Kyle Thomas in arte King Tuff suona la chitarra da quando aveva 7 anni. Fu allora che suo padre, grande appassionato di musica, gli regalò una Stratocaster, e per lui fu una vera e propria folgorazione in età infantile, che gli fece decidere che nella vita avrebbe fatto quello, il chitarrista. Dopo 10 anni di carriera, quattro album e centinaia di concerti, Thomas ha però sofferto una sorta di crisi di rigetto nei confronti del suo essere rocker, e soprattutto dell’alter-ego con cui ha conquistato la notorietà. Aveva bisogno di una pausa, di ricominciare da zero, di essere più Kyle che King. Il periodo sabbatico ha fatto riflettere il musicista del Vermont sul fatto che anche l’approccio alla composizione delle canzoni doveva cambiare. Si è così costruito uno studio domestico e ha deciso di cominciare a scrivere i nuovi pezzi partendo dalla chitarra acustica, per poi completare la sua personale rivoluzione artistica mettendosi a suonare la quasi totalità degli strumenti e producendo egli stesso il suo nuovo lavoro.

In realtà, ‘The Other‘ non è per niente un album acustico.
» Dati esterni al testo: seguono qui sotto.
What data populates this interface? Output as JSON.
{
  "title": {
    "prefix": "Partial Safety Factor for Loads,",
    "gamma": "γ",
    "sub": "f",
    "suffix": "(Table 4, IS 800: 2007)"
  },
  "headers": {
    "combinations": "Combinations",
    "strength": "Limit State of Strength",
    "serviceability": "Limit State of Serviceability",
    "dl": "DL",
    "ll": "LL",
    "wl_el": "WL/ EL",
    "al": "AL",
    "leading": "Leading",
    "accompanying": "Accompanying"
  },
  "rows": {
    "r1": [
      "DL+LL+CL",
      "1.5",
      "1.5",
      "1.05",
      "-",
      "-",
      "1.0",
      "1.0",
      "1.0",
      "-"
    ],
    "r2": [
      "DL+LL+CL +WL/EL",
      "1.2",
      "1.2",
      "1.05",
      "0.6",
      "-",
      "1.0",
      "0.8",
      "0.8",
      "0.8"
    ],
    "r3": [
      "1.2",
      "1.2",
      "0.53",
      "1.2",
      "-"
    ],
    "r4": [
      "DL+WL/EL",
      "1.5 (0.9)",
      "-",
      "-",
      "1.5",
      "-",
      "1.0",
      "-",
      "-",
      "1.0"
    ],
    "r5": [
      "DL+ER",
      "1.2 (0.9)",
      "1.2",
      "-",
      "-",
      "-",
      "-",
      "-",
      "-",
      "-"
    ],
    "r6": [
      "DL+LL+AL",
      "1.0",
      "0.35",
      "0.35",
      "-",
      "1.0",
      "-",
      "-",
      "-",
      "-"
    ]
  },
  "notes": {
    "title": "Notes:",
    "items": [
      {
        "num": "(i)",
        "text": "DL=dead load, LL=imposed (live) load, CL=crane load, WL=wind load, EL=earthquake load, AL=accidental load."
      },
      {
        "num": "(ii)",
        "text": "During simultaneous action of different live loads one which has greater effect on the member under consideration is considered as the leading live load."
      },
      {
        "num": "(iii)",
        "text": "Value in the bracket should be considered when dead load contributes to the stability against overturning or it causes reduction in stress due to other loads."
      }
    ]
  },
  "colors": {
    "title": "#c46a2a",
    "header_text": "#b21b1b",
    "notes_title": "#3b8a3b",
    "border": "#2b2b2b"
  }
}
Al contrario, è il disco con la più ampia strumentazione mai utilizzata da King Tuff. C’è da dire che King/Kyle fa parte di un bel giro, quello di Ty Segall (è stato anche un membro dei suoi Muggers), una cerchia che non fa mai mancare il proprio apporto: lo stesso Ty ha suonato la batteria in diversi brani, Mikal Cronin il sassofono, ai cori si sono cimentate Jenny Lewis, Greta Morgan e ancora Segall.
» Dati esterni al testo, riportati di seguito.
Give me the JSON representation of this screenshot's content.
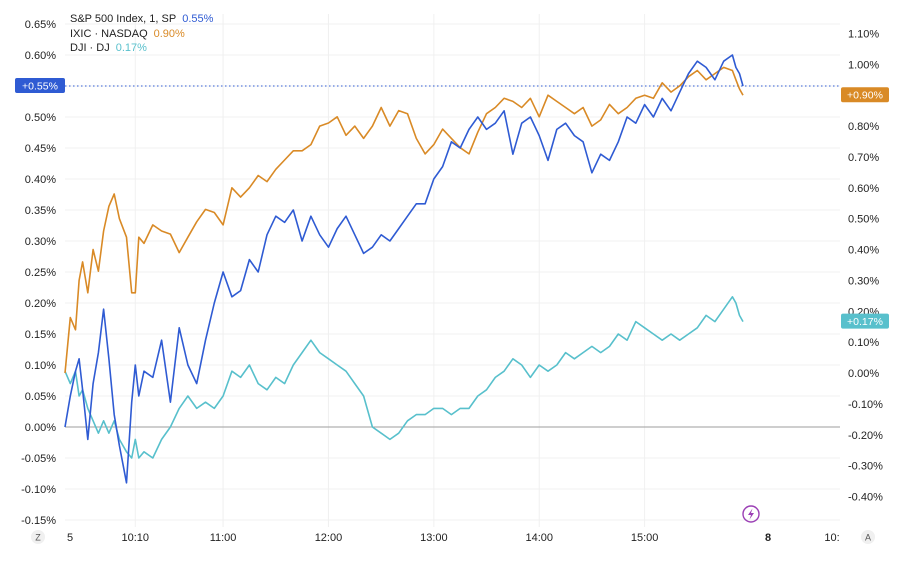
{
  "chart_data": {
    "type": "line",
    "legend": [
      {
        "name": "S&P 500 Index, 1, SP",
        "value": "0.55%",
        "color": "#2f5bd3"
      },
      {
        "name": "IXIC · NASDAQ",
        "value": "0.90%",
        "color": "#d98a26"
      },
      {
        "name": "DJI · DJ",
        "value": "0.17%",
        "color": "#58c0cc"
      }
    ],
    "x_ticks": [
      "5",
      "10:10",
      "11:00",
      "12:00",
      "13:00",
      "14:00",
      "15:00",
      "8",
      "10:"
    ],
    "corner_left": "Z",
    "corner_right": "A",
    "y_left": {
      "ticks": [
        "0.65%",
        "0.60%",
        "0.55%",
        "0.50%",
        "0.45%",
        "0.40%",
        "0.35%",
        "0.30%",
        "0.25%",
        "0.20%",
        "0.15%",
        "0.10%",
        "0.05%",
        "0.00%",
        "-0.05%",
        "-0.10%",
        "-0.15%"
      ],
      "range": [
        -0.15,
        0.65
      ]
    },
    "y_right": {
      "ticks": [
        "1.10%",
        "1.00%",
        "0.90%",
        "0.80%",
        "0.70%",
        "0.60%",
        "0.50%",
        "0.40%",
        "0.30%",
        "0.20%",
        "0.10%",
        "0.00%",
        "-0.10%",
        "-0.20%",
        "-0.30%",
        "-0.40%"
      ],
      "range": [
        -0.45,
        1.15
      ]
    },
    "x_range": [
      "9:30",
      "16:00"
    ],
    "badges": {
      "left": {
        "label": "+0.55%",
        "color": "#2f5bd3"
      },
      "right_top": {
        "label": "+0.90%",
        "color": "#d98a26"
      },
      "right_bottom": {
        "label": "+0.17%",
        "color": "#58c0cc"
      }
    },
    "series": [
      {
        "name": "S&P 500 Index, 1, SP",
        "axis": "left",
        "color": "#2f5bd3",
        "x": [
          "9:30",
          "9:33",
          "9:36",
          "9:38",
          "9:40",
          "9:43",
          "9:46",
          "9:49",
          "9:52",
          "9:55",
          "9:58",
          "10:01",
          "10:05",
          "10:08",
          "10:10",
          "10:12",
          "10:15",
          "10:20",
          "10:25",
          "10:30",
          "10:35",
          "10:40",
          "10:45",
          "10:50",
          "10:55",
          "11:00",
          "11:05",
          "11:10",
          "11:15",
          "11:20",
          "11:25",
          "11:30",
          "11:35",
          "11:40",
          "11:45",
          "11:50",
          "11:55",
          "12:00",
          "12:05",
          "12:10",
          "12:15",
          "12:20",
          "12:25",
          "12:30",
          "12:35",
          "12:40",
          "12:45",
          "12:50",
          "12:55",
          "13:00",
          "13:05",
          "13:10",
          "13:15",
          "13:20",
          "13:25",
          "13:30",
          "13:35",
          "13:40",
          "13:45",
          "13:50",
          "13:55",
          "14:00",
          "14:05",
          "14:10",
          "14:15",
          "14:20",
          "14:25",
          "14:30",
          "14:35",
          "14:40",
          "14:45",
          "14:50",
          "14:55",
          "15:00",
          "15:05",
          "15:10",
          "15:15",
          "15:20",
          "15:25",
          "15:30",
          "15:35",
          "15:40",
          "15:45",
          "15:50",
          "15:52",
          "15:54",
          "15:56"
        ],
        "y": [
          0.0,
          0.05,
          0.09,
          0.11,
          0.06,
          -0.02,
          0.07,
          0.12,
          0.19,
          0.11,
          0.02,
          -0.03,
          -0.09,
          0.04,
          0.1,
          0.05,
          0.09,
          0.08,
          0.14,
          0.04,
          0.16,
          0.1,
          0.07,
          0.14,
          0.2,
          0.25,
          0.21,
          0.22,
          0.27,
          0.25,
          0.31,
          0.34,
          0.33,
          0.35,
          0.3,
          0.34,
          0.31,
          0.29,
          0.32,
          0.34,
          0.31,
          0.28,
          0.29,
          0.31,
          0.3,
          0.32,
          0.34,
          0.36,
          0.36,
          0.4,
          0.42,
          0.46,
          0.45,
          0.48,
          0.5,
          0.48,
          0.49,
          0.51,
          0.44,
          0.49,
          0.5,
          0.47,
          0.43,
          0.48,
          0.49,
          0.47,
          0.46,
          0.41,
          0.44,
          0.43,
          0.46,
          0.5,
          0.49,
          0.52,
          0.5,
          0.53,
          0.51,
          0.54,
          0.57,
          0.59,
          0.58,
          0.56,
          0.59,
          0.6,
          0.58,
          0.57,
          0.55
        ]
      },
      {
        "name": "IXIC · NASDAQ",
        "axis": "right",
        "color": "#d98a26",
        "x": [
          "9:30",
          "9:33",
          "9:36",
          "9:38",
          "9:40",
          "9:43",
          "9:46",
          "9:49",
          "9:52",
          "9:55",
          "9:58",
          "10:01",
          "10:05",
          "10:08",
          "10:10",
          "10:12",
          "10:15",
          "10:20",
          "10:25",
          "10:30",
          "10:35",
          "10:40",
          "10:45",
          "10:50",
          "10:55",
          "11:00",
          "11:05",
          "11:10",
          "11:15",
          "11:20",
          "11:25",
          "11:30",
          "11:35",
          "11:40",
          "11:45",
          "11:50",
          "11:55",
          "12:00",
          "12:05",
          "12:10",
          "12:15",
          "12:20",
          "12:25",
          "12:30",
          "12:35",
          "12:40",
          "12:45",
          "12:50",
          "12:55",
          "13:00",
          "13:05",
          "13:10",
          "13:15",
          "13:20",
          "13:25",
          "13:30",
          "13:35",
          "13:40",
          "13:45",
          "13:50",
          "13:55",
          "14:00",
          "14:05",
          "14:10",
          "14:15",
          "14:20",
          "14:25",
          "14:30",
          "14:35",
          "14:40",
          "14:45",
          "14:50",
          "14:55",
          "15:00",
          "15:05",
          "15:10",
          "15:15",
          "15:20",
          "15:25",
          "15:30",
          "15:35",
          "15:40",
          "15:45",
          "15:50",
          "15:52",
          "15:54",
          "15:56"
        ],
        "y": [
          0.0,
          0.18,
          0.14,
          0.3,
          0.36,
          0.26,
          0.4,
          0.33,
          0.46,
          0.54,
          0.58,
          0.5,
          0.44,
          0.26,
          0.26,
          0.44,
          0.42,
          0.48,
          0.46,
          0.45,
          0.39,
          0.44,
          0.49,
          0.53,
          0.52,
          0.48,
          0.6,
          0.57,
          0.6,
          0.64,
          0.62,
          0.66,
          0.69,
          0.72,
          0.72,
          0.74,
          0.8,
          0.81,
          0.83,
          0.77,
          0.8,
          0.76,
          0.8,
          0.86,
          0.8,
          0.85,
          0.84,
          0.76,
          0.71,
          0.74,
          0.79,
          0.76,
          0.73,
          0.71,
          0.78,
          0.84,
          0.86,
          0.89,
          0.88,
          0.86,
          0.89,
          0.83,
          0.9,
          0.88,
          0.86,
          0.84,
          0.86,
          0.8,
          0.82,
          0.87,
          0.84,
          0.86,
          0.89,
          0.9,
          0.89,
          0.94,
          0.91,
          0.93,
          0.96,
          0.98,
          0.95,
          0.97,
          0.99,
          0.98,
          0.95,
          0.92,
          0.9
        ]
      },
      {
        "name": "DJI · DJ",
        "axis": "left",
        "color": "#58c0cc",
        "x": [
          "9:30",
          "9:33",
          "9:36",
          "9:38",
          "9:40",
          "9:43",
          "9:46",
          "9:49",
          "9:52",
          "9:55",
          "9:58",
          "10:01",
          "10:05",
          "10:08",
          "10:10",
          "10:12",
          "10:15",
          "10:20",
          "10:25",
          "10:30",
          "10:35",
          "10:40",
          "10:45",
          "10:50",
          "10:55",
          "11:00",
          "11:05",
          "11:10",
          "11:15",
          "11:20",
          "11:25",
          "11:30",
          "11:35",
          "11:40",
          "11:45",
          "11:50",
          "11:55",
          "12:00",
          "12:05",
          "12:10",
          "12:15",
          "12:20",
          "12:25",
          "12:30",
          "12:35",
          "12:40",
          "12:45",
          "12:50",
          "12:55",
          "13:00",
          "13:05",
          "13:10",
          "13:15",
          "13:20",
          "13:25",
          "13:30",
          "13:35",
          "13:40",
          "13:45",
          "13:50",
          "13:55",
          "14:00",
          "14:05",
          "14:10",
          "14:15",
          "14:20",
          "14:25",
          "14:30",
          "14:35",
          "14:40",
          "14:45",
          "14:50",
          "14:55",
          "15:00",
          "15:05",
          "15:10",
          "15:15",
          "15:20",
          "15:25",
          "15:30",
          "15:35",
          "15:40",
          "15:45",
          "15:50",
          "15:52",
          "15:54",
          "15:56"
        ],
        "y": [
          0.09,
          0.07,
          0.09,
          0.05,
          0.06,
          0.03,
          0.01,
          -0.01,
          0.01,
          -0.01,
          0.01,
          -0.02,
          -0.04,
          -0.05,
          -0.02,
          -0.05,
          -0.04,
          -0.05,
          -0.02,
          0.0,
          0.03,
          0.05,
          0.03,
          0.04,
          0.03,
          0.05,
          0.09,
          0.08,
          0.1,
          0.07,
          0.06,
          0.08,
          0.07,
          0.1,
          0.12,
          0.14,
          0.12,
          0.11,
          0.1,
          0.09,
          0.07,
          0.05,
          0.0,
          -0.01,
          -0.02,
          -0.01,
          0.01,
          0.02,
          0.02,
          0.03,
          0.03,
          0.02,
          0.03,
          0.03,
          0.05,
          0.06,
          0.08,
          0.09,
          0.11,
          0.1,
          0.08,
          0.1,
          0.09,
          0.1,
          0.12,
          0.11,
          0.12,
          0.13,
          0.12,
          0.13,
          0.15,
          0.14,
          0.17,
          0.16,
          0.15,
          0.14,
          0.15,
          0.14,
          0.15,
          0.16,
          0.18,
          0.17,
          0.19,
          0.21,
          0.2,
          0.18,
          0.17
        ]
      }
    ]
  }
}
Il risultato è un album in un certo senso fastoso, che satura lo spettro sonoro con chitarre, tastiere, fiati, percussioni, cori. Ha un carattere introspettivo esplicitato musicalmente soltanto dalla title-track posta in apertura, dopo la quale è evidente come King Tuff riprenda il sopravvento su Kyle, con l’obbiettivo di inanellare aperture melodiche e ritornelli da cantare a squarciagola. Si susseguono così altre nove tracce estremamente godibili, condite di tanti elementi, dal tipico tocco psichedelico (‘Birds Of Paradise‘, ‘Ultraviolet‘) a un’inedita esuberanza folk-rock (‘Infinite Mile‘, ‘Circuits In The Sand‘), a un ‘tiro’ funkeggiante (‘Raindrop Blue‘, ‘Psycho Star‘) che non manca di far muovere il piedino a ripetizione. Insomma, ‘The Other‘ si lascia ascoltare alla stragrande, e in questo amalgama di ridondante catchiness manca solo una cosa: un po’ più di specificità.